The harm in this case is that Burning Man really transforms lives, and if people of color do not feel welcome and do not come, the opportunity for that expansive consciousness is lost to the same demographics that have always been excluded.
Let’s take a step back. What is so amazing about Burning Man? “You have a lot of time with yourself internally,” Douglas said. “You’re asking yourself questions that, for some reason, you just don’t get that same time or space to explore these questions in everyday life.”
“I always say, like, whatever you have pushed aside, whether you know it or not, the playa is gonna like put it in your face. Just gonna shove it all up in there and you might not be ready,” she added, laughing. “It’s just about, like, accepting that [it] might need tears.”
In describing the impact that Burning Man can have, Douglas’ indispensable build lead, Mimms, put it another way: “You can be free to be yourself without consequences.”

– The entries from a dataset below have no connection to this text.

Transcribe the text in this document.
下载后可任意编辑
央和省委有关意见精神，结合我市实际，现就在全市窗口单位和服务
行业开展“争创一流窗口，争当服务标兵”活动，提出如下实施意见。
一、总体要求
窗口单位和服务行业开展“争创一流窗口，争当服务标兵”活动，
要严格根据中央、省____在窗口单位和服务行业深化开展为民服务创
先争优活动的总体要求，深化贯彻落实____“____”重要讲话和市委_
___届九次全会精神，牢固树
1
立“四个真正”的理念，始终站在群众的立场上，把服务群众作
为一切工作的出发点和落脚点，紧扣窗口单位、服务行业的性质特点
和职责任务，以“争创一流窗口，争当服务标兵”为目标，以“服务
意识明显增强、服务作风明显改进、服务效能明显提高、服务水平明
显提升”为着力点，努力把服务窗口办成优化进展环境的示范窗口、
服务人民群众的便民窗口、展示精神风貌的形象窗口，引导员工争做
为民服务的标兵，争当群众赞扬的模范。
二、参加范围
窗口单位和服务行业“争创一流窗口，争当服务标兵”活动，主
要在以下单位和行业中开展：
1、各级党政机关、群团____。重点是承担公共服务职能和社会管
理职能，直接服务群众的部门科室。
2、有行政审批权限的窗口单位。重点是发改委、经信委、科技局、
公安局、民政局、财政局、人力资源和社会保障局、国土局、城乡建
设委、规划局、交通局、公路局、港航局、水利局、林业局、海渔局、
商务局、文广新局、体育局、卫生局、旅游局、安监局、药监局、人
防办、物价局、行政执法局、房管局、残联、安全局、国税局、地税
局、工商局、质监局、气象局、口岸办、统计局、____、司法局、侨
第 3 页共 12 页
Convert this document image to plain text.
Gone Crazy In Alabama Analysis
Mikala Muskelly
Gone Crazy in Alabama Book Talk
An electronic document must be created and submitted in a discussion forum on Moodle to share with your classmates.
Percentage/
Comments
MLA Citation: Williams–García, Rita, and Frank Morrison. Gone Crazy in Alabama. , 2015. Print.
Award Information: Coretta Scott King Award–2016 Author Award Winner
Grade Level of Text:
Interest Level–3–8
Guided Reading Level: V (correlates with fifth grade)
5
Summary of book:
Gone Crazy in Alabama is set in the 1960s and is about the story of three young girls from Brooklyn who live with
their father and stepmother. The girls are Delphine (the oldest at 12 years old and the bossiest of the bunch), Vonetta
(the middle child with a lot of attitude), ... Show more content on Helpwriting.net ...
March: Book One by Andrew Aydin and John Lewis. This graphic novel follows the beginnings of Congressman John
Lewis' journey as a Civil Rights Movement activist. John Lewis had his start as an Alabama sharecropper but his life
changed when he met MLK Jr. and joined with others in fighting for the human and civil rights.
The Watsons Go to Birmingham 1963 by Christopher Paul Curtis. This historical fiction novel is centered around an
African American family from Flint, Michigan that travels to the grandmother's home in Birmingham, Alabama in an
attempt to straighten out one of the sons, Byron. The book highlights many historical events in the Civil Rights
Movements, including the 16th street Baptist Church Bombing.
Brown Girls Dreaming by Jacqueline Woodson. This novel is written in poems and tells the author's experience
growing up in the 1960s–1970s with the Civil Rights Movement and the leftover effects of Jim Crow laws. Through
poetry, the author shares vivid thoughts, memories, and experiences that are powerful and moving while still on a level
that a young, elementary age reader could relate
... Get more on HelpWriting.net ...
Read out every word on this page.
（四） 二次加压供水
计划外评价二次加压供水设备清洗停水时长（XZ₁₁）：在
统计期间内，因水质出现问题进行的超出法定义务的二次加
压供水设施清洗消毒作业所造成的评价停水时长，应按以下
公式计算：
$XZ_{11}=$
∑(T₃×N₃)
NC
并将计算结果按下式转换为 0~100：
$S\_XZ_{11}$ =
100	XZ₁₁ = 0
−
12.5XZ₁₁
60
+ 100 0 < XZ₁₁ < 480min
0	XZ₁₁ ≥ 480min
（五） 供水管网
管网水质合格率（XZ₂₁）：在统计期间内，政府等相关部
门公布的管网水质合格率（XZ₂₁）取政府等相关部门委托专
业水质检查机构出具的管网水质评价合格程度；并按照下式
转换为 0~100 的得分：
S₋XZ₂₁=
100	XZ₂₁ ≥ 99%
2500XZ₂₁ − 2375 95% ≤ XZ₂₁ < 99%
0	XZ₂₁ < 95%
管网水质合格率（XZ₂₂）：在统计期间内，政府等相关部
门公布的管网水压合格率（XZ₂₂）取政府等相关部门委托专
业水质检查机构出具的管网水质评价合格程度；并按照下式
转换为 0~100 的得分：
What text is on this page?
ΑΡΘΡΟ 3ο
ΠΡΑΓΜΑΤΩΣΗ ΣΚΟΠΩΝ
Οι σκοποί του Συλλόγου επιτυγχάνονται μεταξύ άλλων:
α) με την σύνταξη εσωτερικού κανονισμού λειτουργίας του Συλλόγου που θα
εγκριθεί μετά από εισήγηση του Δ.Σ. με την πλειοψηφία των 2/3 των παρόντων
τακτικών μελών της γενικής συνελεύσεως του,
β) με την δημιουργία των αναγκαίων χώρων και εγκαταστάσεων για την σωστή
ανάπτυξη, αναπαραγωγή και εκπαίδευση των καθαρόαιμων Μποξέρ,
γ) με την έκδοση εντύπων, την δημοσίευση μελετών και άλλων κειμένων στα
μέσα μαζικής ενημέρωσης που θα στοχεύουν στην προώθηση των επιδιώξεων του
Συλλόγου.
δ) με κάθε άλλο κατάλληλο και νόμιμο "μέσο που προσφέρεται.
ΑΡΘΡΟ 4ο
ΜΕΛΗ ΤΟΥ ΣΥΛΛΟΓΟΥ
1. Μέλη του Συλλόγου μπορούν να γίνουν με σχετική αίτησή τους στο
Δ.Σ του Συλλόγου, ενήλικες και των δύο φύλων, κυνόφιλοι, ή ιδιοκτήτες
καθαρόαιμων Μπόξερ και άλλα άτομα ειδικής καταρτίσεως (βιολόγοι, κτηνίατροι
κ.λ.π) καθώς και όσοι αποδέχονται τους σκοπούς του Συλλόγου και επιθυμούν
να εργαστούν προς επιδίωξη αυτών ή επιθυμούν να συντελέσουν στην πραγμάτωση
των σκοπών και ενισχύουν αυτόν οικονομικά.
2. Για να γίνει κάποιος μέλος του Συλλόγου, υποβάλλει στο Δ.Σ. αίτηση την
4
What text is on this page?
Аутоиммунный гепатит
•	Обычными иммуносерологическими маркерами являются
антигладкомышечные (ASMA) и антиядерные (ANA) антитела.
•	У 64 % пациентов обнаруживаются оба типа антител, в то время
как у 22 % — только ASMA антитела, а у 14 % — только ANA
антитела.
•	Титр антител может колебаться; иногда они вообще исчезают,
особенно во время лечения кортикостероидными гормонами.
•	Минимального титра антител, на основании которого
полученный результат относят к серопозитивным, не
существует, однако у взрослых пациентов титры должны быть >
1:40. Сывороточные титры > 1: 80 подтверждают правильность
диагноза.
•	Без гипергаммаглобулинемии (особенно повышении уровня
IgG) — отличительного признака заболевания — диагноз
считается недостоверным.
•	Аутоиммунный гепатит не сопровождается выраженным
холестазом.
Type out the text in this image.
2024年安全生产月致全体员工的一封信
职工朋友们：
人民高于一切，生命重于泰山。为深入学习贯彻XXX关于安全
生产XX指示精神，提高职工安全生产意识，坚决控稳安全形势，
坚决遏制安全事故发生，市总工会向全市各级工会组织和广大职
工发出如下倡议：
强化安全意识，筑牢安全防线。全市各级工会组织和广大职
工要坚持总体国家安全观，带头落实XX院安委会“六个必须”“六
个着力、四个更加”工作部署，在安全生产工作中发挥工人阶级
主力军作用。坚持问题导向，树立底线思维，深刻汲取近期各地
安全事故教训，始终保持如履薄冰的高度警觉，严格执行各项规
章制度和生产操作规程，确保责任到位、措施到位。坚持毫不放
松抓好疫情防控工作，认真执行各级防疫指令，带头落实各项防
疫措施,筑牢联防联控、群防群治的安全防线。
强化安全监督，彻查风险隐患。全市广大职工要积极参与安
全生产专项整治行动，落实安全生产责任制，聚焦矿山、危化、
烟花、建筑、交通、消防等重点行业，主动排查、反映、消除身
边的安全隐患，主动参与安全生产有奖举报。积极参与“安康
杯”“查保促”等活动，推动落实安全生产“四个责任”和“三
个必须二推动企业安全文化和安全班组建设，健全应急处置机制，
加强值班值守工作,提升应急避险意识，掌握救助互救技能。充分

Those words capture the intent of Douglas’ project perfectly. Knowing that many Black folks will not feel comfortable with the idea of coming to Burning Man until they begin to see people like themselves there, Douglas understands that a whole segment of society has been effectively cut off from the opportunity to experience the rich cultural space the festival offers.
For a time, the founders and organizers seemed to minimize the problem. Burning Man co-founder Larry Harvey infamously said that, “Black folks don’t like to camp as much as white folks,” later attempting to justify the statement in the historical context of slavery and the dangers of travel for Black Americans during the Jim Crow Era.
Thankfully, Burning Man culture has begun to respond to the problems inherent in that out-of-date sentiment. Efforts for inclusion have received an increased level of focus, including a reevaluation of “Radical Inclusion,” one of the festival’s guiding 10 Principles.
Douglas is the recipient of a Black Rock City 2022 Honorarium Art Grant, one of the first given to a Black woman Burner. The Grant amounts vary project by project. In Douglas’ case, the award covered about 20 percent of the submitted project budget, making it much easier to complete the project with help from other funding sources.
As we talked, new volunteers to the project wandered in and were put to work. Douglas, a photographer by trade and new to installations, emphasized the collaborative nature of the massive pieces.
“Kyle [Mimms] came out and has been working non-stop on the structure of the builds,” Douglas said. “[Mimms and his wife] have been beyond supportive, they’ve helped me get the photos [from Maryland where they were printed] to New York for fundraisers” to help pay for the project.
Douglas had been weighing the costs and environmental impact of building the structure on the East or West Coast and transporting it out to the desert. However, with Cochrane’s offer of studio space in Petaluma to build the installation, Mimms joined Cochrane out West.
Burning Man’s reputation seems to have both grown and wavered in recent years. Many around the country who had likely never heard of the event now know it as the summer destination of celebrity CEOs and reality-TV moguls.
However, Douglas’ work is a reminder of the potential of the annual gathering in the desert: A space of radical inclusion where the work of being better and doing better is both personal and communal.